High Fees: Many secured credit cards come with high monthly or yearly fees. If you’re not using the card enough to make up for those fees, it may be time to cancel the card.
Need The Security Deposit Back: If you had to provide a large security deposit and would rather use that money for some other purpose, such as depositing it in a high-interest savings account or to pay off high-interest debt, closing the account may be a good move.
To close a secured credit card, you will first need to ensure that you’ve paid off the balance in full or you won’t get your full security deposit back. After you’ve paid off any remaining balance, you simply phone the credit card issuer to close your account, at which point they will return your deposit, either via cheque or by transferring the funds into your bank account. As long as you don’t have an outstanding balance, your full deposit will be refunded.
Note that some lenders may let you close the account online.
If your account is in good standing and you’ve had the secured card for a sufficient length of time, it’s possible that your credit card provider will offer to convert your secured card to an unsecured card for which you would no longer need to supply your own money as collateral. As long as you are confident that you can manage credit well, upgrading to an unsecured card can be an attractive option because they tend to have lower interest rates and more attractive rewards programs than secured cards. Additionally, by “graduating” the same card to an unsecured card, you’ll retain the credit history you’ve built while using it. Is There a Better Option Than Closing a Secured Card?
Here are some alternatives to closing a secured credit card that are worth considering:
Keep The Account Open. As previously discussed, a secured credit card can positively affect your credit utilization ratio, as well as your history and credit mix. As long as you’re not carrying a balance and the card doesn’t come with high annual fees, there’s no reason you shouldn’t consider keeping the secured card account open. In general, the longer you can keep an account that’s in good standing open, the better it will be for your overall credit health.
Convert Your Card: As you build a strong credit file and increase your score, it’s not uncommon for credit card issuers to offer to convert an unsecured card into a regular, unsecured credit card. Often if you’re simply transitioning from one kind of credit card to another with the same provider, it doesn’t appear on your credit report as a closed account so you don’t lose out on the account history you’ve built up. You’ll also get your security deposit back.
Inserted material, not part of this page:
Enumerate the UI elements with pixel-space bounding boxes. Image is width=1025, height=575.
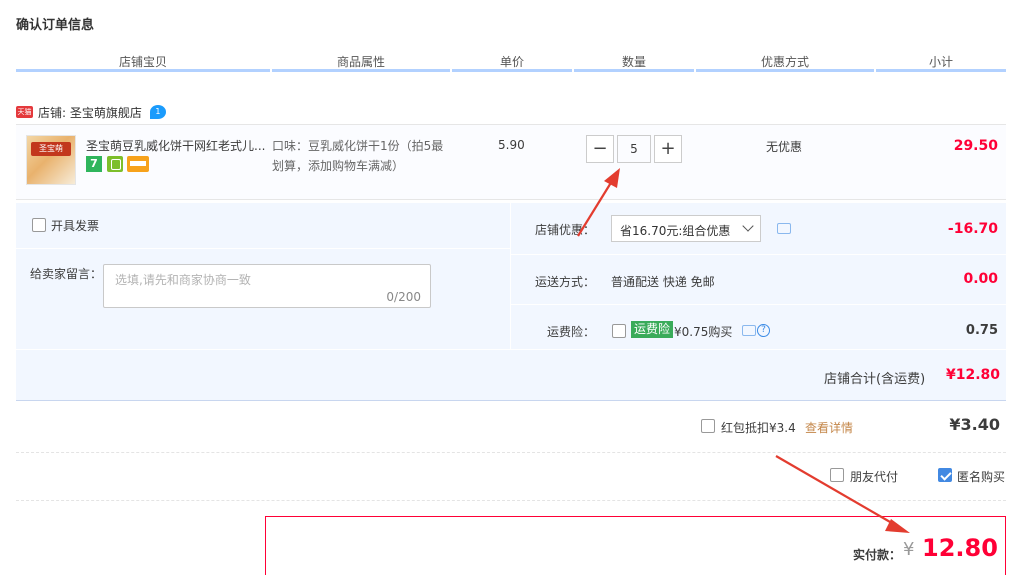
arrow-to-quantity [577,168,620,237]
annotation-arrows [577,168,910,533]
arrow-to-payment [775,455,910,533]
Be sure you clearly understand the terms and conditions of your new account if you do convert to an unsecured card as different lenders have different policies.The Bottom Line
A secured card can be an important lifeline for someone with bad credit or for those who are young or new to Canada and are looking to create a credit profile from scratch.
As long as you can afford to provide a security deposit and are able to use your credit card responsibly, a secured card will help improve your score. When the time comes that you’ve built up a strong credit score and are ready to move to a traditional, unsecured card, just keep in mind that it may be wise to hold on to your secured card. When you’re aware of the potential benefits and drawbacks of keeping a secured card account open, you can make an informed choice for your personal financial situation.